アンドラスが気合を入れ、跨った漆黒の狼が宙に舞い上がると一直線にルウ目掛けて突っ込んで来た。
『風の精霊よ、我に力を与えよ! 飛翔!』
ルウが言霊を唱えると同時に彼の身体は凄まじい速度で上昇し、あっけなくアンドラスの魔剣での一撃を躱す。
『ちいっ! 貴様、この異界に精霊を呼び入れていたのか?』
そう言いながら宙に浮かんだ狼が変則的な動きをし、跨ったアンドラスから繰り出される剣での攻撃は止む事が無い。
呪われた魔剣の鋭利な刃がとてつもない速さで立て続けに様々な位置からルウを襲っているのだ。

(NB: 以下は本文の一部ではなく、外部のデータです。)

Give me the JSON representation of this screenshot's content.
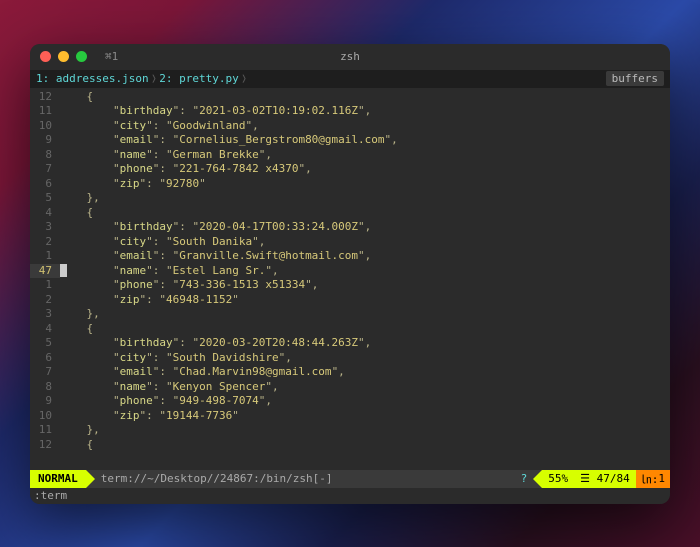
{
  "titlebar": {
    "tab_label": "⌘1",
    "title": "zsh"
  },
  "bufferline": {
    "items": [
      {
        "index": "1:",
        "name": "addresses.json"
      },
      {
        "index": "2:",
        "name": "pretty.py"
      }
    ],
    "buffers_label": "buffers"
  },
  "editor": {
    "current_abs": "47",
    "lines": [
      {
        "rel": "12",
        "indent": "    ",
        "content": "{"
      },
      {
        "rel": "11",
        "indent": "        ",
        "key": "birthday",
        "val": "2021-03-02T10:19:02.116Z",
        "comma": true
      },
      {
        "rel": "10",
        "indent": "        ",
        "key": "city",
        "val": "Goodwinland",
        "comma": true
      },
      {
        "rel": "9",
        "indent": "        ",
        "key": "email",
        "val": "Cornelius_Bergstrom80@gmail.com",
        "comma": true
      },
      {
        "rel": "8",
        "indent": "        ",
        "key": "name",
        "val": "German Brekke",
        "comma": true
      },
      {
        "rel": "7",
        "indent": "        ",
        "key": "phone",
        "val": "221-764-7842 x4370",
        "comma": true
      },
      {
        "rel": "6",
        "indent": "        ",
        "key": "zip",
        "val": "92780"
      },
      {
        "rel": "5",
        "indent": "    ",
        "content": "},"
      },
      {
        "rel": "4",
        "indent": "    ",
        "content": "{"
      },
      {
        "rel": "3",
        "indent": "        ",
        "key": "birthday",
        "val": "2020-04-17T00:33:24.000Z",
        "comma": true
      },
      {
        "rel": "2",
        "indent": "        ",
        "key": "city",
        "val": "South Danika",
        "comma": true
      },
      {
        "rel": "1",
        "indent": "        ",
        "key": "email",
        "val": "Granville.Swift@hotmail.com",
        "comma": true
      },
      {
        "rel": "47",
        "current": true,
        "indent": "        ",
        "key": "name",
        "val": "Estel Lang Sr.",
        "comma": true
      },
      {
        "rel": "1",
        "indent": "        ",
        "key": "phone",
        "val": "743-336-1513 x51334",
        "comma": true
      },
      {
        "rel": "2",
        "indent": "        ",
        "key": "zip",
        "val": "46948-1152"
      },
      {
        "rel": "3",
        "indent": "    ",
        "content": "},"
      },
      {
        "rel": "4",
        "indent": "    ",
        "content": "{"
      },
      {
        "rel": "5",
        "indent": "        ",
        "key": "birthday",
        "val": "2020-03-20T20:48:44.263Z",
        "comma": true
      },
      {
        "rel": "6",
        "indent": "        ",
        "key": "city",
        "val": "South Davidshire",
        "comma": true
      },
      {
        "rel": "7",
        "indent": "        ",
        "key": "email",
        "val": "Chad.Marvin98@gmail.com",
        "comma": true
      },
      {
        "rel": "8",
        "indent": "        ",
        "key": "name",
        "val": "Kenyon Spencer",
        "comma": true
      },
      {
        "rel": "9",
        "indent": "        ",
        "key": "phone",
        "val": "949-498-7074",
        "comma": true
      },
      {
        "rel": "10",
        "indent": "        ",
        "key": "zip",
        "val": "19144-7736"
      },
      {
        "rel": "11",
        "indent": "    ",
        "content": "},"
      },
      {
        "rel": "12",
        "indent": "    ",
        "content": "{"
      }
    ]
  },
  "statusline": {
    "mode": "NORMAL",
    "path": "term://~/Desktop//24867:/bin/zsh[-]",
    "help_icon": "?",
    "percent": "55%",
    "line_info": "☰ 47/84",
    "col_prefix": "㏑:",
    "col": "1"
  },
  "cmdline": ":term"
}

『はははっ! 儂の攻撃をここまで避けるとは人間にしてはやりおる! しかし一気に速度をあげればどうかな?』
アンドラスの攻撃速度が数倍になる。
『ははは、死ね! 死ね! 死ねぃ!』
しかしルウの表情には余裕があった。
楽々とアンドラスの攻撃を躱しているのだ。
『ば、馬鹿な! 儂のこの攻撃は大天使を何人も屠って来たのに……き、貴様!』
その言葉を聞いたルウの表情が変わる。
『お前達、志を失った悪魔を精霊達は嫌っている。その怒りを知るがいい』
ルウの口元が僅かに開き、4大精霊の名が詠唱される。
『風を治めし、シルフ。水を治めし、ウンディーネ。火を治めし、サラマンダー。そして地を治めし、ノーミード』
ルウの周囲を荒れ狂う精霊の精神体が取り巻いた。
大気が震え、その魔力波は膨大な量となる。
ルウを守護する4大精霊が彼の怒りに同調しているのだ。
『この罪深き悪魔を討ち果たせ! 大嵐!』
ルウの言霊により巻き起こる大暴風雨。
風と水の精霊の両精霊により生み出される大掛かりな複合魔法である。
あっという間にアンドラスは暴風によって狼から落とされた上に身体の自由を失ってしまう。
『爆炎刃! 溶岩弾!』
風と火の爆炎、そして火と土の溶岩弾という容赦なく撃ち込まれる精霊の複合魔法。
その凄まじい威力にアンドラスの身体は焼け爛れ、最早原型を止めてはいなかった。
やがてひとつの精神体がかつてアンドラスであった肉体より立ち上り、ルウの前から逃げようとする。
これがアンドラスの『本体』であった。
『束縛!』
ルウは表情ひとつ変えずに束縛の魔法を発動して精神体を確保する。
やがてアンドラスである精神体はルウの掌の上に引き寄せられた。
ルウは容赦なくゆらゆら怯えるように揺らめくその精神体を握り潰そうとする。
『お、お待ちくだされ!』
慌てて声を掛けたのはもう1人の法衣姿の老人である。
ルウの手の動きが止まった。
しかし表情は厳しいままである。
『バルバトス!』
ルウの口調が変わっている。
いつか傍らに居るヴィネを裁こうとした冷徹なルシフェルのものだ。
『お前達は先のヴィネの件を知っている筈だ。なのに何故だ?』
元老魔法使いバトス……その姿が歪み、あっという間に悪魔バルバトスに変わって行く。
鉄兜を被り、弓矢を持つ思慮深そうな壮年の男性が現れる。
『も、申し訳ありません』
『ははっ! 俺を舐めて試そうとし、その力を見誤った……そうだな、バルバトス』
またもや口調はルウのものに戻っている。
『も、申し訳ありません』
ルウに事実を指摘されたバルバトスは思わず跪き、許しを請うのであった。